Even with the military adding command as a somehow unique third wheel on the bicycle, John Keegan has offered an escape from that mental prison with ‘anti-heroic leadership’. This is best encapsulated by the example of President John F. Kennedy during the Cuban Missile Crisis. This de-emphasising the cult of the ‘great captain’, is in practical terms, further supported by Martin Van Creveld:
‘The best system of command, to caricature Clausewitz’s famous dictum on strategy, is always to have a genius in charge, first in general and then at a decisive point. However excellent in principle, this advice is less than useful in practice, the problem consisting precisely in the inability of the military (and non-military) institutions to achieve certainty either in producing a steady supply of geniuses or in identifying the decisive points into which, once available, they should be put.’
Even if a genius is present, the most effective still seek to optimise the performance of the collective. One of the original purposes of general staffs, now lost in the bureaucratic miasma.
Sort yourself out…
The philosopher Alain de Botton, at the end of his highly accessible The Consolations of Philosophy, advises the reader after sweeping them through a diverse range of brilliant thinkers, to put the book down and seek their own path. You are, of course, allowed to pick it up now and again, but you must sort it out yourself, the leadership of the self. You should depart from that dogma, ignore leadership/management semantic debates, take what you need, and seek the optima. In the words of Dr Young, ‘It is all leadership.’
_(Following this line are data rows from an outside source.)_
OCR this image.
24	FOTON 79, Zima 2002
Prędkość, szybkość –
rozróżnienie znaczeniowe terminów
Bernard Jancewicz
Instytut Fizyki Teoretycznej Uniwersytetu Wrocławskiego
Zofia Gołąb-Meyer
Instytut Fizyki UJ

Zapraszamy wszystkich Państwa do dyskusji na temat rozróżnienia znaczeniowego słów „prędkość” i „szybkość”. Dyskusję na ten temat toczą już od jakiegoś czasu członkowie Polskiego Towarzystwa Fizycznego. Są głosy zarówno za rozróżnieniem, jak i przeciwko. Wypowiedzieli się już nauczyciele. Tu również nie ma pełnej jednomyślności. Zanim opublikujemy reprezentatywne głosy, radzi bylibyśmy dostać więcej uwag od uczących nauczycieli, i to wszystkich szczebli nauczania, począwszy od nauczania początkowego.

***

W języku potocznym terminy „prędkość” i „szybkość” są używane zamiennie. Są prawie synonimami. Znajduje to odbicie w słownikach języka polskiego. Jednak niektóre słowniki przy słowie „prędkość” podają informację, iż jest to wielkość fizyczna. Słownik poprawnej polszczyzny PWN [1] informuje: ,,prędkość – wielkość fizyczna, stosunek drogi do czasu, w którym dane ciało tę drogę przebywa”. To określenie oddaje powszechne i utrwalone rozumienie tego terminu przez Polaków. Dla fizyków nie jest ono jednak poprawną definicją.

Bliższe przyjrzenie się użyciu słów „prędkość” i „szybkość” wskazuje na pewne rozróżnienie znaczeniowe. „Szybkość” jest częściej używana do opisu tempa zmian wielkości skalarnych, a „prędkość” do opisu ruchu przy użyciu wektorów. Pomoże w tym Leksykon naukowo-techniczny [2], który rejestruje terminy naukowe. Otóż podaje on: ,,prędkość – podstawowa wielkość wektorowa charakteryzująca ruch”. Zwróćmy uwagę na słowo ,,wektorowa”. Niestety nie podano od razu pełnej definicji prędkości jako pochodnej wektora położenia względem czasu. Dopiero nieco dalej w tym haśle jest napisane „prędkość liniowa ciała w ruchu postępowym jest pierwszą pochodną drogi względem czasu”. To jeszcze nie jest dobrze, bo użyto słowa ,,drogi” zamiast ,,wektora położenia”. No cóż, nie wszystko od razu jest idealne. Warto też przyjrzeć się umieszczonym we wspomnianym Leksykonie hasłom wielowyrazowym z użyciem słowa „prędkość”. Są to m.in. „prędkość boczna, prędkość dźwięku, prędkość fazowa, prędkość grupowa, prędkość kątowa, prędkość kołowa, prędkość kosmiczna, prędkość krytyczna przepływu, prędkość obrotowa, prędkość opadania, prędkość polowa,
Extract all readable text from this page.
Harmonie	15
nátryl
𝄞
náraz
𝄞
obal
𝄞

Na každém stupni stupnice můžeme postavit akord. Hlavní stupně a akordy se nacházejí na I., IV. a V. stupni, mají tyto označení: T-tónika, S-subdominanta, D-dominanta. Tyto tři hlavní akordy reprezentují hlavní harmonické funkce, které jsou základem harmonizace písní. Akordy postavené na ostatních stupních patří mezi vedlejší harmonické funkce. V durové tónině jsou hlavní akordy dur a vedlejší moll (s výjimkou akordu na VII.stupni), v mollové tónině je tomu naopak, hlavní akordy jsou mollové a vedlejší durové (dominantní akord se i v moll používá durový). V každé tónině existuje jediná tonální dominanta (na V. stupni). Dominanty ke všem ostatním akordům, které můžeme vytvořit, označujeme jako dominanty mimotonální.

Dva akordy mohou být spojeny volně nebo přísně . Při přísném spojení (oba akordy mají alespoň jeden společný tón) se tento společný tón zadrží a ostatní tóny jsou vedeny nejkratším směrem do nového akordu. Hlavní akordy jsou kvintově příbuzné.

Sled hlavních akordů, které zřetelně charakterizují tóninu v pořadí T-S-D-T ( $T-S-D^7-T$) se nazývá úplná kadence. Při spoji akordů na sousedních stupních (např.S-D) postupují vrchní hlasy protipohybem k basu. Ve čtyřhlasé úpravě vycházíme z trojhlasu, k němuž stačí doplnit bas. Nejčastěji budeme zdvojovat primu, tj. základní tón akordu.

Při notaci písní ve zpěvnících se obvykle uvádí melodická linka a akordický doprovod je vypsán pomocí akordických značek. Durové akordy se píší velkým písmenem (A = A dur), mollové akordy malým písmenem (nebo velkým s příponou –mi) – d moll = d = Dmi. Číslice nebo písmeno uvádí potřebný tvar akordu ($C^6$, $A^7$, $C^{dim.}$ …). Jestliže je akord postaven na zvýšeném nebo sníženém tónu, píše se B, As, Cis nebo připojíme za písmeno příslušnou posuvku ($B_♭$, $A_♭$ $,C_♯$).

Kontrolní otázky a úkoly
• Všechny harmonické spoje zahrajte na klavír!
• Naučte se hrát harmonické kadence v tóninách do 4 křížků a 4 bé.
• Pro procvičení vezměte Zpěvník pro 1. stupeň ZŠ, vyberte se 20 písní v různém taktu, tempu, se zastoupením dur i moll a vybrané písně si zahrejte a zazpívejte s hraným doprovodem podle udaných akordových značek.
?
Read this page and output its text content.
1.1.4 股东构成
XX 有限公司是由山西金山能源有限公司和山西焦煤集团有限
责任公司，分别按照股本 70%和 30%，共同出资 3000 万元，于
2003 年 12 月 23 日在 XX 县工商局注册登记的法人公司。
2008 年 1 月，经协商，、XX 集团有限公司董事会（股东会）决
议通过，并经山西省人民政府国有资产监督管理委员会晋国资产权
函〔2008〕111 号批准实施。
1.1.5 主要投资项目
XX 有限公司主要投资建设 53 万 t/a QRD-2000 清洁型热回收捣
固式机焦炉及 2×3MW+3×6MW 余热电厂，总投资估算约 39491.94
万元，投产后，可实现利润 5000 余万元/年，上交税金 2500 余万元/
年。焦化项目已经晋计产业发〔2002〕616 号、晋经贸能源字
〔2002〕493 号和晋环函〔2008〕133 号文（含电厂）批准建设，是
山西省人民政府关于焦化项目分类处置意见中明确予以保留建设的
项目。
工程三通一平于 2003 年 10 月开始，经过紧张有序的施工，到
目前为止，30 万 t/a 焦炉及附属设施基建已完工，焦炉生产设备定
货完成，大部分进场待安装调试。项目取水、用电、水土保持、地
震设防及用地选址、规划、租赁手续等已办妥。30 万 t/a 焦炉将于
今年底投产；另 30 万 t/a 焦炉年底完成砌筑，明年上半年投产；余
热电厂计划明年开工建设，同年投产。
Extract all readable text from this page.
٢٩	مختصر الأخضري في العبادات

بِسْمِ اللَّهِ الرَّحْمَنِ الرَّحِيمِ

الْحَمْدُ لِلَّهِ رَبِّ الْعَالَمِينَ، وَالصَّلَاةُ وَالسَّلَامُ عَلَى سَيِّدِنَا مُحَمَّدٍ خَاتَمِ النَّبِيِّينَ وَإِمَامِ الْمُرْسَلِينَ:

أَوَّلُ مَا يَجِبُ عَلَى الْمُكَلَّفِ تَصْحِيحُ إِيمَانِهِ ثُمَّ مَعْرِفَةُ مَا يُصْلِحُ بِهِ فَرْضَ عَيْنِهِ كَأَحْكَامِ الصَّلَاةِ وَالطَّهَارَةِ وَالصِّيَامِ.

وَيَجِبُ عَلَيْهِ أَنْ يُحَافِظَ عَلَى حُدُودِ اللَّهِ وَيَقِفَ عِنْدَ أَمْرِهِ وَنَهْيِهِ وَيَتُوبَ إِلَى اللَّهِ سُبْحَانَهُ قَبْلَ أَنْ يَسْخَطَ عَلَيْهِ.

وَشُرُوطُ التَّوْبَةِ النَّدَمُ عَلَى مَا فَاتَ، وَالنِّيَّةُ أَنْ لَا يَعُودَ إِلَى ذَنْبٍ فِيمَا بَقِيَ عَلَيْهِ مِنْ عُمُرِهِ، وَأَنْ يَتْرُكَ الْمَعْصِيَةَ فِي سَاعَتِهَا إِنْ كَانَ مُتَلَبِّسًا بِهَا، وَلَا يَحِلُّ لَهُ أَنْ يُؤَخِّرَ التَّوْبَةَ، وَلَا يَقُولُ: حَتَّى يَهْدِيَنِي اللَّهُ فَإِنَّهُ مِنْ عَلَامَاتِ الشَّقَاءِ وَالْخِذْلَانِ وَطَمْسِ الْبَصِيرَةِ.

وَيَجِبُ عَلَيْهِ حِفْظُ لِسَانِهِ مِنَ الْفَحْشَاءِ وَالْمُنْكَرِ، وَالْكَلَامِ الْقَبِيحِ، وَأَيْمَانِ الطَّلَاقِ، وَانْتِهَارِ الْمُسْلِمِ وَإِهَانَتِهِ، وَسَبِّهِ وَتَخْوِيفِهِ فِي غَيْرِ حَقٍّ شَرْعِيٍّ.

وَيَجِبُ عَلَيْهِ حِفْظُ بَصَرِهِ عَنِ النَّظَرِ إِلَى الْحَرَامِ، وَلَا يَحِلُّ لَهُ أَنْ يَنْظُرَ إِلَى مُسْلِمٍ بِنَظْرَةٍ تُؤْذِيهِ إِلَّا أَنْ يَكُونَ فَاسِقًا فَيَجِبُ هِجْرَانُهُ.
Hint, if you are starting to look a leadership as a collective endeavour, you are probably on the right path.
- Taylor RL. Military Leadership: In Pursuit of Excellence. 6th ed. Routledge; 2008.
- Alan Murray. As Work Changes, So Must Managers; In an excerpt from the WSJ Essential Guide to Management, Alan Murray explains what a good manager does and how the job has changed. The Wall Street Journal Eastern Edition. Published online 2010.
- Weick KE. The Social Psychology of Organizing. Addison-Wesley Publishing Company; 1969.
- Pearce CL, Conger JA. Shared Leadership: Reframing the Hows and Whys of Leadership. SAGE Publications; 2002.
- French D, Reid BH. British General Staff : Reform and Innovation. Taylor & Francis Group; 2002.